Other tangible measures to impede racial profiling include working with local officials to train law enforcement agents on preventing racial bias, using tools such as the racial profiling legislation in Illinois that President Barack Obama mentioned in his July 19 speech about the Zimmerman verdict. The Illinois bill also implemented data collection on traffic stops, including the race of the stopped drivers. Furthermore, President Obama called for a review of state and local laws that may encourage racially motivated altercations.
In 2001, the Florida State Legislature enacted Statutes 943.1715, 943.1716, 943.1755, 943.1757, and 943.1758 to prevent racial profiling.
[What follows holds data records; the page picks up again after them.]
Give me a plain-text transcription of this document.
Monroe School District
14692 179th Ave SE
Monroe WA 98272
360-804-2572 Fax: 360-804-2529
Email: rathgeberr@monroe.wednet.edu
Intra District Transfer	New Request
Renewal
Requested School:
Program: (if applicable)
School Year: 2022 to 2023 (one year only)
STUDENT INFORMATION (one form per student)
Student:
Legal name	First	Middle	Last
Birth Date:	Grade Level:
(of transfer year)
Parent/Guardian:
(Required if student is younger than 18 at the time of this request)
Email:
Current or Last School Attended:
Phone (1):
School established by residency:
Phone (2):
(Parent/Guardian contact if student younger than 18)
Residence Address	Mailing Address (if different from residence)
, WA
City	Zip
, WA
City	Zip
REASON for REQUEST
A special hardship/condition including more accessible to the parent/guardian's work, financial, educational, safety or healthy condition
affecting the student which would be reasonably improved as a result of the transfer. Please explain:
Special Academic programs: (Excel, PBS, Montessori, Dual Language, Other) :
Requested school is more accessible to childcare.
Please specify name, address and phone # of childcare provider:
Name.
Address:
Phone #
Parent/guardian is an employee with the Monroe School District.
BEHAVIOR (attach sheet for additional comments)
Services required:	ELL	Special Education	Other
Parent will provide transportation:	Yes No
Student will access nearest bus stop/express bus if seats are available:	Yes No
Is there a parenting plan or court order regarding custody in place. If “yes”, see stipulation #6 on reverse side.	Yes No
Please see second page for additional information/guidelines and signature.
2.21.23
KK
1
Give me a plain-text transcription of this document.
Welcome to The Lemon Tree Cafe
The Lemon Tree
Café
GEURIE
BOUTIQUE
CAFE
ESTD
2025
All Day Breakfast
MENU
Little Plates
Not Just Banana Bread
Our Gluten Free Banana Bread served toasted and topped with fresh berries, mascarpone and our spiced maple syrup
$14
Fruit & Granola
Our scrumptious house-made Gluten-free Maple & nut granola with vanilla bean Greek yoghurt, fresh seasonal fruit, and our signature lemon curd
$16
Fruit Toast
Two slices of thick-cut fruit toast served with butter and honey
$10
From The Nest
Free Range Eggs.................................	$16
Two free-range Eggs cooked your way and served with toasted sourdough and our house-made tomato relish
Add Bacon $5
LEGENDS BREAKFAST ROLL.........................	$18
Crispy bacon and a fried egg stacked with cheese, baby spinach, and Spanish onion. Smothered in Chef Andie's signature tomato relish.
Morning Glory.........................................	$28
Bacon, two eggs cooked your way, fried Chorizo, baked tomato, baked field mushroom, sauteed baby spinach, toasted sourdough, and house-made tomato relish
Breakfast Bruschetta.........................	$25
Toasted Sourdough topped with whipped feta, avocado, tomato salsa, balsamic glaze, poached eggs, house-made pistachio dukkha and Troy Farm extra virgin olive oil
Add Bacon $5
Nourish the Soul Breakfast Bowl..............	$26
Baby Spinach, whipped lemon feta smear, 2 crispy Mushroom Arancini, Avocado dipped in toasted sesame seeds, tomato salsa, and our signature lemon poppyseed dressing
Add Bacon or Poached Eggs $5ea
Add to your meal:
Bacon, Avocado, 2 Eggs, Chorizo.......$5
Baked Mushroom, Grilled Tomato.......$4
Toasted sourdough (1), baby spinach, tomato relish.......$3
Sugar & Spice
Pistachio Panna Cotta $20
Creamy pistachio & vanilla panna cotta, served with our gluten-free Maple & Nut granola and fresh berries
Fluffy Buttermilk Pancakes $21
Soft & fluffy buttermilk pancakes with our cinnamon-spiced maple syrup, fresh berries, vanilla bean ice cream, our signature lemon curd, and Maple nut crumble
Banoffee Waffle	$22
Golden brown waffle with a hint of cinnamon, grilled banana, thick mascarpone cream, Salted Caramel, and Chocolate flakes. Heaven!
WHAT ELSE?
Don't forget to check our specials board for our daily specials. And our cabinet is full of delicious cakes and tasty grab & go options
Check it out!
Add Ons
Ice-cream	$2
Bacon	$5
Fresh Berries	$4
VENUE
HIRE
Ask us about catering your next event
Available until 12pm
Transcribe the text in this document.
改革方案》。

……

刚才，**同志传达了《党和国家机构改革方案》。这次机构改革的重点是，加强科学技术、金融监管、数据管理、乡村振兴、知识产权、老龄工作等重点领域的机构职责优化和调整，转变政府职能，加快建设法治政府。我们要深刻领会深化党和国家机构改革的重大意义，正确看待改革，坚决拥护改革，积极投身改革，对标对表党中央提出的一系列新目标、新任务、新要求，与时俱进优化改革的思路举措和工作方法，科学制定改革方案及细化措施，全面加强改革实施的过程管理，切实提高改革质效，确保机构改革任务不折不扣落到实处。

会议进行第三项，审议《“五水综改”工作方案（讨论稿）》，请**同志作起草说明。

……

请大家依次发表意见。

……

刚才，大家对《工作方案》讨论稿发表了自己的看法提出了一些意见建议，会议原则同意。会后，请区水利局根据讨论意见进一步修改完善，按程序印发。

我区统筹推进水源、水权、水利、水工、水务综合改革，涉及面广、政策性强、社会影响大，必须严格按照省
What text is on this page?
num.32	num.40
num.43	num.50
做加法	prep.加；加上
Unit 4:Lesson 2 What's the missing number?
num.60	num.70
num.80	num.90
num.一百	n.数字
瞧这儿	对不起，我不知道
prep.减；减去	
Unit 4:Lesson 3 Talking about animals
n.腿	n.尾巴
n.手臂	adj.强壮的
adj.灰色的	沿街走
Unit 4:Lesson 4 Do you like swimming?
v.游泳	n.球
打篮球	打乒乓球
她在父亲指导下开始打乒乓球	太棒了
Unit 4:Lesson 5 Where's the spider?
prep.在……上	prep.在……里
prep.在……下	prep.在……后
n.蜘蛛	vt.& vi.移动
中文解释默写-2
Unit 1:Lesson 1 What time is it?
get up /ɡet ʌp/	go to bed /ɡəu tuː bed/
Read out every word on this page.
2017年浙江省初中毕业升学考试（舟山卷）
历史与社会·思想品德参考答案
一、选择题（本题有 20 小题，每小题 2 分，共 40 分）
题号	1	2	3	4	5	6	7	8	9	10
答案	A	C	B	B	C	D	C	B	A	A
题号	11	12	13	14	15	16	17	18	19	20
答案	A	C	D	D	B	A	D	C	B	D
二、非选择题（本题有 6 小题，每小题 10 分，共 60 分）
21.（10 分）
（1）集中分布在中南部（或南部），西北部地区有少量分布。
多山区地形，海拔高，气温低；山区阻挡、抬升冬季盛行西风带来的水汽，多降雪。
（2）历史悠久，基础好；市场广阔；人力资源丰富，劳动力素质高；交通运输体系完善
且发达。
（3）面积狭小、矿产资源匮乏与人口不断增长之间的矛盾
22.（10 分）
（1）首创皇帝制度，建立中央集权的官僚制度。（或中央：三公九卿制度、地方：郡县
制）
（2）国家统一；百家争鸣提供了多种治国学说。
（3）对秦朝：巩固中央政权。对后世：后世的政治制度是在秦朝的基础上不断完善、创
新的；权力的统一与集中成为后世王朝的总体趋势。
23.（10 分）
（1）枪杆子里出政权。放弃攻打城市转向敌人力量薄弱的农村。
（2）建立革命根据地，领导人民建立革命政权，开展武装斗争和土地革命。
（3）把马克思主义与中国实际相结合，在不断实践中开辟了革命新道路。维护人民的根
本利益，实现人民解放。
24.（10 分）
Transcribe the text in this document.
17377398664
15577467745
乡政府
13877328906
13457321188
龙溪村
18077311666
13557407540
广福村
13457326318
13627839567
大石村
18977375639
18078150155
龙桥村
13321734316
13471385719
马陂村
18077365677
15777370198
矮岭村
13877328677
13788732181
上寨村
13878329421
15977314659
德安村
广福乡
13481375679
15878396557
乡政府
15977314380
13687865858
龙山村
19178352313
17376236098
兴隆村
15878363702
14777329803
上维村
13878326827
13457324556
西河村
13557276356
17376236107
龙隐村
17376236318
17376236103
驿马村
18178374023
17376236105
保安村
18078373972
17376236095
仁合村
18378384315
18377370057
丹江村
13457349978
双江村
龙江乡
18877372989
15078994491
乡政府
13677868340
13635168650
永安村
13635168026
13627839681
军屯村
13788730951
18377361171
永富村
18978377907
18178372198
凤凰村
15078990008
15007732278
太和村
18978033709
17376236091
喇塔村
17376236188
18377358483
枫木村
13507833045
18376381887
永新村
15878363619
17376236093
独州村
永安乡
These provisions called for the incorporation of required, standardized, ongoing training programs for criminal justice and law enforcement officials that would integrate instructions on interpersonal skills relating to diverse populations into criminal justice standards. Additionally, the statutes mandated similar anti-discriminatory-profiling training programs for criminal justice executives and established the Florida Criminal Justice Executive Institute, which performs research projects on how relations between law enforcement officials and diverse populations are improving and provides reports and recommendations for further improvement.
While these anti-racial-profiling policies are a step in the right direction, they are not comprehensive—and as the evidence presented here shows, they are not enforced enough to end the practice in Florida. Stronger, more comprehensive bans on racial profiling—which include components such as mandatory data collection for all stops and searches and penalties for officers who repeatedly engage in racial profiling—are necessary.
Taking these steps will contribute to making Florida and the rest of the country a more just and equitable place—a place where a man who looks like Zimmerman is less likely to kill a boy who looks like Trayvon Martin and walk free.
Sarah Iverson is a senior at Smith College and a former intern with the Progress 2050 team at the Center for American Progress. Farah Ahmad, Policy Analyst for Progress 2050, also contributed to this issue brief. The author would like to thank Niaz Kasravi for her helpful edits and suggestions.